The most visible consequence has been a broad down-market migration across the lending ecosystem. Upper-middle-market lenders increasingly pursued lower-middle-market transactions; lower-middle-market lenders pushed further into small-business credit; and firms historically anchored to strict deal-size thresholds quietly revised their mandates. Minimum transaction sizes declined, sponsor-only requirements softened, and return hurdles once treated as immovable were reset in response to competitive pressure.
This mandate flexibility was mirrored in underwriting behavior. What began in prior years as selective decisions, such as entertaining story credits or offering modest covenant relief, accelerated in 2025. Pricing compressed further, structural protections weakened, and lenders showed increased willingness to concede on terms in order to remain active.
From CriticalPoint’s perspective, these shifts reflect not a temporary aberration, but a late-cycle competitive response to sustained capital oversupply. While the market’s gradual pickup toward year-end offered signs of stabilization, the dominant theme of 2025 was clear: competition intensified faster than fundamentals improved.
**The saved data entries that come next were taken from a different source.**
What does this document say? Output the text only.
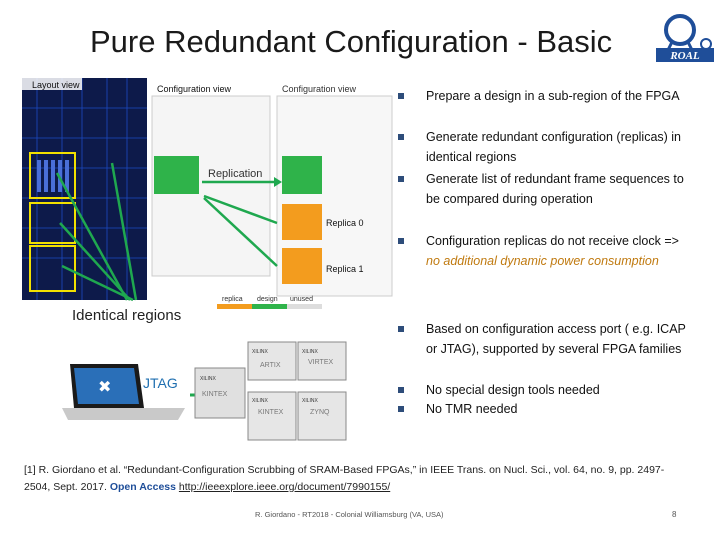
Pure Redundant Configuration - Basic	ROAL
Layout view	Configuration view	Configuration view
Replica 0
Replica 1
Replication
replica design unused
Identical regions
Prepare a design in a sub-region of the FPGA
Generate redundant configuration (replicas) in identical regions
Generate list of redundant frame sequences to be compared during operation
Configuration replicas do not receive clock => no additional dynamic power consumption
Based on configuration access port ( e.g. ICAP or JTAG), supported by several FPGA families
No special design tools needed
No TMR needed
✖ JTAG
XILINX
ARTIX
XILINX
VIRTEX
XILINX
KINTEX
XILINX
KINTEX
XILINX
ZYNQ
[1] R. Giordano et al. “Redundant-Configuration Scrubbing of SRAM-Based FPGAs,” in IEEE Trans. on Nucl. Sci., vol. 64, no. 9, pp. 2497-2504, Sept. 2017. Open Access http://ieeexplore.ieee.org/document/7990155/
R. Giordano - RT2018 - Colonial Williamsburg (VA, USA)	8
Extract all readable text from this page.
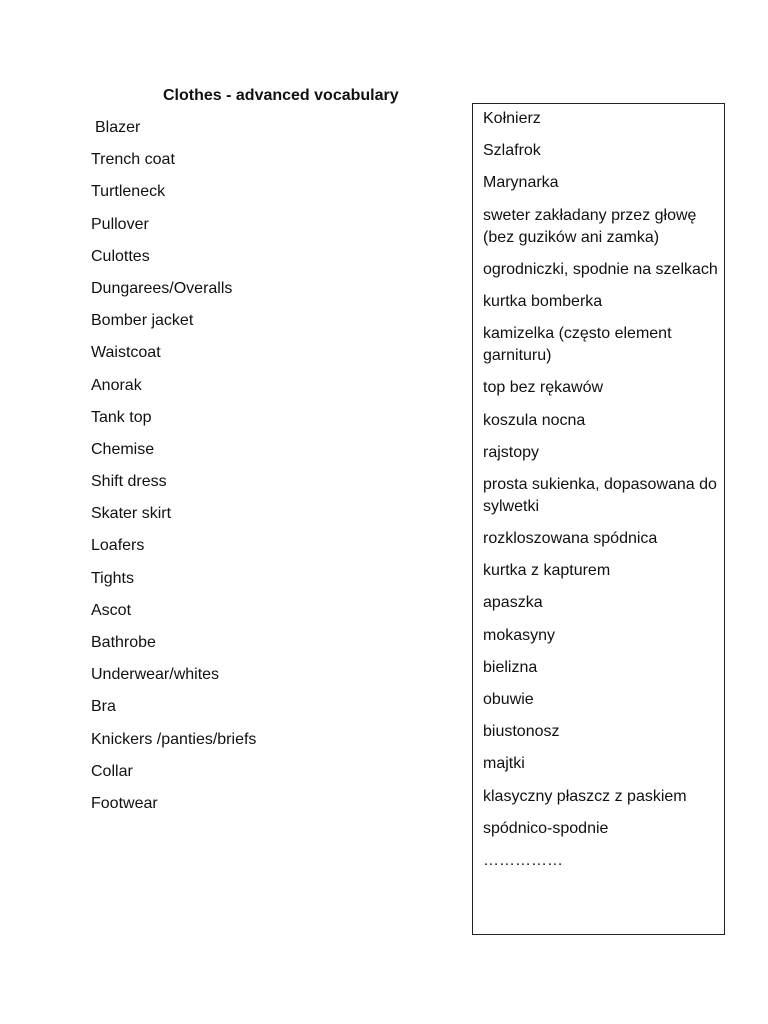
Clothes - advanced vocabulary
Blazer
Trench coat
Turtleneck
Pullover
Culottes
Dungarees/Overalls
Bomber jacket
Waistcoat
Anorak
Tank top
Chemise
Shift dress
Skater skirt
Loafers
Tights
Ascot
Bathrobe
Underwear/whites
Bra
Knickers /panties/briefs
Collar
Footwear
Kołnierz
Szlafrok
Marynarka
sweter zakładany przez głowę (bez guzików ani zamka)
ogrodniczki, spodnie na szelkach
kurtka bomberka
kamizelka (często element garnituru)
top bez rękawów
koszula nocna
rajstopy
prosta sukienka, dopasowana do sylwetki
rozkloszowana spódnica
kurtka z kapturem
apaszka
mokasyny
bielizna
obuwie
biustonosz
majtki
klasyczny płaszcz z paskiem
spódnico-spodnie
……………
Amidst this intensity, private credit was not alone in seeing increased effectiveness as we leveraged AI-driven workflows into a material force-multiplier. This constant self-improvement is nothing new to us, but the impact we saw this year wasn’t theoretical: it was visible in how our team crafted narratives, sharpened diligence packages, and created more compelling materials for both lenders and buyers.
As the private credit market begins 2026, success hinges less on access to capital and more on discipline, underwriting rigor, and clarity of mandate—particularly as flexibility, once a differentiator, becomes increasingly commoditized.